O governo chinês define o BRI como uma “tentativa de melhorar a conectividade regional e abraçar um futuro mais brilhante”. Mas é claro que uma infraestrutura mais moderna em diferentes geografias alinhada ao seu plano de voo coloca
Pequim numa posição privilegiada em atividades de comércio e, consequentemente, em termos de influência geopolítica.

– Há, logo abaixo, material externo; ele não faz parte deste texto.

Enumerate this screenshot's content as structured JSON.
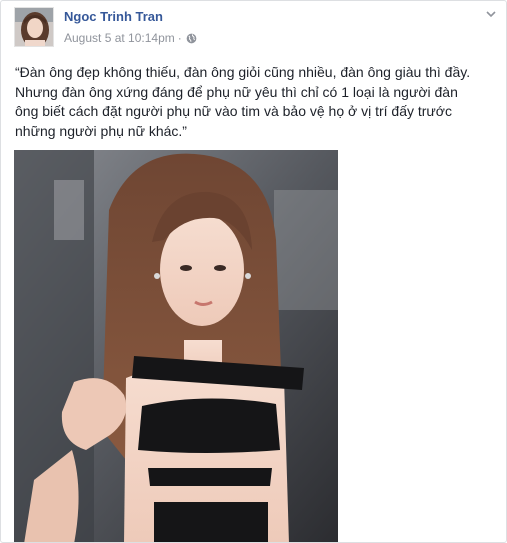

De um lado o BRI oferece a possibilidade de crescimento econômico para os países que recebem suas obras de infraestrutura. Ao mesmo tempo, ao firmarem tais parcerias com a China nesse contexto eles correm o risco de se endividar demais (o que já acontece em alguns casos) ou, pelo menos, aumentarem excessivamente sua dependência de Pequim. Decorrência natural, seus governos tendem a se aproximar da órbita de influência do país asiático.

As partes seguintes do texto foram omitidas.